MAROULA BLADES
Anne stops breathless on the frosty street ablaze with noise, conscious of herself rising to touch the sun midway up the dawn sky in all its greys, purples, and dusky pinks, loosely unfolding in the early stretch of day. Alone with the city’s jagged contours and sharp turns stifling her walk, she hobbles forward, bereaved. Outside the self, it is a time of silence, a belly-aching spell. Age breaks through on all fours, bloated, howling below the skin like a mangy dog sweating in its fur.
“Age is a chisel,” she thinks. “It digs and scrapes, filing away at life. Heat pulsates, flushing the flesh. Minus fifteen degrees and what hell is this sweat that trickles to what used to be the waistline and down the wide shoulders, chunky like my male cousin’s shot-putter’s back, oh God, the hurt and shame of it!”
Scorched by the second, blinded by the minute, fallen within an hour, friction crawls between her 113 kilos and the brown flannel clothing, chafing the skin. Anne tries to rise above the she-phantom now wriggling below her frame like a giant scarlet worm, its hunger insatiable. She shouts and cries, wanting to prise open every red vessel, summoning the waning will to rise and stake the beast and let her body breathe unhampered once more. Within moments she capitulates, falling brittle as chalk onto an orange brick wall, head spinning in a jungle of red and black carousels. She imagines that even the evergreen trees have taken on a psychedelic turn for the worse. Fuchsia leaves and yellow trunks. Green birds savagely pick at black nests. Eggs lie empty of yolks. The turf warps. Sunken to the core, Anne’s nose drips, beads freeze around her blue-tinged mouth. She roughly rubs her face; tiny splinters of ice fall to her lap.

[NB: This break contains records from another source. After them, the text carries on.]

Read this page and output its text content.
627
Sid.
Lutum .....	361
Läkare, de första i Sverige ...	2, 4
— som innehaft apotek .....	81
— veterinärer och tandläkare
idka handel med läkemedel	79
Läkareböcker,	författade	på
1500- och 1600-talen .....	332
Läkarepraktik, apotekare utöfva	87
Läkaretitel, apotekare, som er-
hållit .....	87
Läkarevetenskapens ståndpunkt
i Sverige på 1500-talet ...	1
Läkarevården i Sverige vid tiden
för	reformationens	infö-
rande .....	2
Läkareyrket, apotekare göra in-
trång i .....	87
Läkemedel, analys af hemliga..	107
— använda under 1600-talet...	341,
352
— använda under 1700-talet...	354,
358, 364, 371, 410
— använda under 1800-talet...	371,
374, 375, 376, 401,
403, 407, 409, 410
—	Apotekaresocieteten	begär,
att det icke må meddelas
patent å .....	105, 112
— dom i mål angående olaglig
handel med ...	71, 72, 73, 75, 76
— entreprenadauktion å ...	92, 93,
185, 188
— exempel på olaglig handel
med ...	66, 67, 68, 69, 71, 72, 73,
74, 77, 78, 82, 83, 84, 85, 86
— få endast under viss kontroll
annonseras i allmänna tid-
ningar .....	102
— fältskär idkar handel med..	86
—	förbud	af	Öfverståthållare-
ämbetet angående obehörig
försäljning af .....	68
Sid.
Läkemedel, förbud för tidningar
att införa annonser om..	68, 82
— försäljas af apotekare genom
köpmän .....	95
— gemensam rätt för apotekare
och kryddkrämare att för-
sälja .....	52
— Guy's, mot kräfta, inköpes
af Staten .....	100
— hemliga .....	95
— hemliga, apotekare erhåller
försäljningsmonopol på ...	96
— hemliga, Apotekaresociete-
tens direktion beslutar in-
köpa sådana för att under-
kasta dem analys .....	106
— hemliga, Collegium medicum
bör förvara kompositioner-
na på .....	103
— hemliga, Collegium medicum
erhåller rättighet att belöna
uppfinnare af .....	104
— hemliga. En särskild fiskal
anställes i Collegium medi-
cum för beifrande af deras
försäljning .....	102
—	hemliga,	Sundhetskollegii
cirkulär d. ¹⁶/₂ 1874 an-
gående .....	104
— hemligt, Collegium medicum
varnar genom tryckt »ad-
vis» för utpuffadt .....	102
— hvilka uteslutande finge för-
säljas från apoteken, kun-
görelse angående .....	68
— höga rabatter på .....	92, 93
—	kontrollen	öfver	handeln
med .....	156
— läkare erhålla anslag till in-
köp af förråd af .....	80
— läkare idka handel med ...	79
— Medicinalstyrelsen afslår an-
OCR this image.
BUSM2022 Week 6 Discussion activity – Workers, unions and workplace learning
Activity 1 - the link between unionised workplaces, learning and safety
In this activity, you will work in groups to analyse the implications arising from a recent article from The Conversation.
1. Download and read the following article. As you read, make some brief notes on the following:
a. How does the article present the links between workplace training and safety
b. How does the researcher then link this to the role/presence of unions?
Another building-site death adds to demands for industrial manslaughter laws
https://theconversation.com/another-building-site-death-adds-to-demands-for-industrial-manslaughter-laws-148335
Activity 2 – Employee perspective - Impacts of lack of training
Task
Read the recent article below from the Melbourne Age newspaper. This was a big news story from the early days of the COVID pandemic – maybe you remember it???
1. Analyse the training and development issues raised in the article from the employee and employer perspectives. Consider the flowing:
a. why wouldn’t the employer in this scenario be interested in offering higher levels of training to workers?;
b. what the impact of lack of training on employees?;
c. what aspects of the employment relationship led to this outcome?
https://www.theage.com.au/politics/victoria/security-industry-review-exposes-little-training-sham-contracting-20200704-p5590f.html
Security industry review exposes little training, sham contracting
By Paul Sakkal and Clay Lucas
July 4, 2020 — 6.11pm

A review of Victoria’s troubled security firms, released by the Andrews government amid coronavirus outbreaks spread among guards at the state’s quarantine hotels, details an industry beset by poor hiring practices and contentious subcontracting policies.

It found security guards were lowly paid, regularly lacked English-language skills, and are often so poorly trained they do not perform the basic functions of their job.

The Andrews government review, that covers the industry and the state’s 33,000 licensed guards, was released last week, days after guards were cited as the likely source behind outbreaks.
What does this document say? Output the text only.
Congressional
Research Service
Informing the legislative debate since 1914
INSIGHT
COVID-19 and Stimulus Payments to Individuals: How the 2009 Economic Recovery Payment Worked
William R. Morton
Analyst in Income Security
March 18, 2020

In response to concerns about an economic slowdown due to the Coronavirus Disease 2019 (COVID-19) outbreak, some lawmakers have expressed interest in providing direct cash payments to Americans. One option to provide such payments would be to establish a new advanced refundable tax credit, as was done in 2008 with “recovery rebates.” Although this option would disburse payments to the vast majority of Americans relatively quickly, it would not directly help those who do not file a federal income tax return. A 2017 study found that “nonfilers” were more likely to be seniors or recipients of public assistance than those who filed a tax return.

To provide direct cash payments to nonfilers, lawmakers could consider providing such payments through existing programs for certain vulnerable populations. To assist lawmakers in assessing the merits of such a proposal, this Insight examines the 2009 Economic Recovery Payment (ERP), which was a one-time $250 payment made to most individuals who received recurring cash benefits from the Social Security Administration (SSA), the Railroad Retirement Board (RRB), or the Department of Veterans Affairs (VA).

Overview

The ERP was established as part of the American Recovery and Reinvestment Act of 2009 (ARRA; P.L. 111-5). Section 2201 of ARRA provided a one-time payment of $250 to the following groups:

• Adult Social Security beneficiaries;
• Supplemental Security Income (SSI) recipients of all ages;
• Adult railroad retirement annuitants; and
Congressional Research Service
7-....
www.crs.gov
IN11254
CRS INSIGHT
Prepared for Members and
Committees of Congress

Anne looks toward the iceblink in the distance with tears in her eyes and a belated prayer on her lips, as a soft voice patters in her mind, whispering:
“Embrace her to smooth the tidal dance below the skin. Each collision will rob you of breath if you don’t kiss her cheek, now, quietly within the space of a turn. Let her know she is a part of you and you will both ride the incoming swell of a woman’s change. So soft it can be, so soft within your reach.”